Theologia Germanica / Works of Love

Martin Luther

Theologia Germanica

Written around 1350 by an anonymous author, the Theologia Germanica (or German Theology) was extremely influential on Martin Luther. After diving into it, I'm beginning to understand why. The author emphasizes man's total incapacity to reach God. The only stage that man can reach on his own is despair, what the author calls "hell." The work sharply divides between the eternal and temporal and has a real Neo-Platonist flavor to it. Because of this, the author emphasizes self-denial and suffering.

From Chapter 16

It is important to note, believe, and know that no life on this earth was as noble, good, and dear to God as the life of Christ but that it was at the same time most bitter to human nature and self.

The opposite kind of life, the careless, free life, is most sweet and most pleasant to nature, self, and the I. But it is not the best and the noblest. In many people it becomes the extreme of wickedness.

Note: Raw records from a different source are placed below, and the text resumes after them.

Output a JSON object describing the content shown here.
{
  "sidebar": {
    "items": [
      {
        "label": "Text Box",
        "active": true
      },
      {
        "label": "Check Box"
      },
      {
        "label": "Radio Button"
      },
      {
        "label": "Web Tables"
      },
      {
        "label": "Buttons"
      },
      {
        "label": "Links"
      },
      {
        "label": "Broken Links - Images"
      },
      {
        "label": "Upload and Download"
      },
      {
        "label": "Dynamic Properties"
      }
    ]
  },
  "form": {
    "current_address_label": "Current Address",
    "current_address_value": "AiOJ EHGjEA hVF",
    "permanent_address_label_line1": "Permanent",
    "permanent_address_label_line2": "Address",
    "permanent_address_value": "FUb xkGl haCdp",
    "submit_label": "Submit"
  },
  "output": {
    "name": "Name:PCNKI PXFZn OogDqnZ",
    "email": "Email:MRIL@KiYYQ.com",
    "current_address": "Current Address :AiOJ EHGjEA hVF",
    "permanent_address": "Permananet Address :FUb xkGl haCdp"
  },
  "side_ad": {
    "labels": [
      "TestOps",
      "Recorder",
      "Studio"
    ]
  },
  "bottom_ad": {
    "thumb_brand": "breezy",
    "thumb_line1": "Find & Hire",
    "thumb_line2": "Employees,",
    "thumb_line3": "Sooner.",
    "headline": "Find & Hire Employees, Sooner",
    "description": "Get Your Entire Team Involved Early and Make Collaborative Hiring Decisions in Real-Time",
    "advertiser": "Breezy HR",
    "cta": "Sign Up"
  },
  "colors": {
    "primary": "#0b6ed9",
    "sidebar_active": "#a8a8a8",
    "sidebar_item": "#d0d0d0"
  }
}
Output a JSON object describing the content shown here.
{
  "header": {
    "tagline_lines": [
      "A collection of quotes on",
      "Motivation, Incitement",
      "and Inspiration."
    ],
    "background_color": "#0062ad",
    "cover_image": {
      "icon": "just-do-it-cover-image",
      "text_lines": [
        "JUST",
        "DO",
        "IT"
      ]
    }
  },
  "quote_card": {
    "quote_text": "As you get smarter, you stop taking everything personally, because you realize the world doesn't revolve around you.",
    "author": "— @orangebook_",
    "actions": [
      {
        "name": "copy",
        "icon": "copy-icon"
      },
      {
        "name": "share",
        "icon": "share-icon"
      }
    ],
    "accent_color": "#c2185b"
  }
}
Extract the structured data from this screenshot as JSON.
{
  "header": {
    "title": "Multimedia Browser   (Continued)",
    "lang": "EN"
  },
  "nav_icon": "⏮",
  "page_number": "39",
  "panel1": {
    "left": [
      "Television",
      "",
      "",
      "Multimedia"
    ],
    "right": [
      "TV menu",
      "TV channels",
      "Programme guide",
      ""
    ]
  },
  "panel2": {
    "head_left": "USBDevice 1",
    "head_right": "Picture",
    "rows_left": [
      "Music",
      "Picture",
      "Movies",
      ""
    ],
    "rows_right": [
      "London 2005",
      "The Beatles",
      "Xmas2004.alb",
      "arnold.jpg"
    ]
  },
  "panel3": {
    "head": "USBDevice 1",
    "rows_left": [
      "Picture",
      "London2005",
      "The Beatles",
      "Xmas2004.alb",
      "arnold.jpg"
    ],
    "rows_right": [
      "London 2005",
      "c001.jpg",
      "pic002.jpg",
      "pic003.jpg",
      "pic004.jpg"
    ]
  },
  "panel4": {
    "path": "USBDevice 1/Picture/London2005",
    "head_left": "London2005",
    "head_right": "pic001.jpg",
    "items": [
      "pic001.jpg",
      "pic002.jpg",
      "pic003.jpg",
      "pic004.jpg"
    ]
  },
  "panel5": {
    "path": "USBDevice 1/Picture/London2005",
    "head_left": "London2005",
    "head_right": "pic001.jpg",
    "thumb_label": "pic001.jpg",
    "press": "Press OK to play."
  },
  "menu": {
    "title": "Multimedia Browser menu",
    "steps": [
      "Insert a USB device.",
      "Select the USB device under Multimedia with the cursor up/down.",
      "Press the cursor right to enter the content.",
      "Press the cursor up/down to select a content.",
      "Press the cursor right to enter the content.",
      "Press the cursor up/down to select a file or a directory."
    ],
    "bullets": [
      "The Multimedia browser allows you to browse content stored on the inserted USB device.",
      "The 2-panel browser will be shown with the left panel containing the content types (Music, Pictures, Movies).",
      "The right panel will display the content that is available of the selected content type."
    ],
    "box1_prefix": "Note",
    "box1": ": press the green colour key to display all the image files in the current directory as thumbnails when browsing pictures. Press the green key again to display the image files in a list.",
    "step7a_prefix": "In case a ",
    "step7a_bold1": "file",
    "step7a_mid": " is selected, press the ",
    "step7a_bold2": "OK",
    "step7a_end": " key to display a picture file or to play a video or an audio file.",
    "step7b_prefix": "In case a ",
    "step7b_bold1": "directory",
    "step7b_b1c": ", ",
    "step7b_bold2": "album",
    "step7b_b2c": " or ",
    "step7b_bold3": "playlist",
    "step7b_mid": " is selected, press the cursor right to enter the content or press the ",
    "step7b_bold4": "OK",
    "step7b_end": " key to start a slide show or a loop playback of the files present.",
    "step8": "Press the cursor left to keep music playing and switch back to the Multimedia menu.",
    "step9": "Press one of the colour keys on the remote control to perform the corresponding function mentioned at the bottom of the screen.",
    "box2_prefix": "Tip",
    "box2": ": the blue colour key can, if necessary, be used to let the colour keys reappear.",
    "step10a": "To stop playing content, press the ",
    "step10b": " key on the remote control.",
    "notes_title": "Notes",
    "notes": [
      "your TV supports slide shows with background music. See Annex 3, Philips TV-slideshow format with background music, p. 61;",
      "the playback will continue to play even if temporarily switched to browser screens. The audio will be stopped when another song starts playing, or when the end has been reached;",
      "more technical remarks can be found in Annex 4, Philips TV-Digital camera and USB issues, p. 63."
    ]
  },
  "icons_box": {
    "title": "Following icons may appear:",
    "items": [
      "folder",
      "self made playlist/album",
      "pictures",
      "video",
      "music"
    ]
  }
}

Although Christ's life was the most bitter of all, it is paradoxically the dearest.

The Temptation of Christ


I am not at a stage of life where I feel I can speak with confidence, at least not on most things. However, in our haste to distance ourselves from Medieval piety, I think we often miss the blessing that suffering is. Most people will agree that the end of suffering can be and often is a good thing, but, while I can't fully articulate it, I wonder if we can separate the end from the process. However we phrase it, I think that we need to embrace suffering. At the very least, I think Christianity would be wise to mention fasting more often and to acknowledge the need for physical discipline in becoming pure.


I'm indebted to the preface of The Theologia Germanica.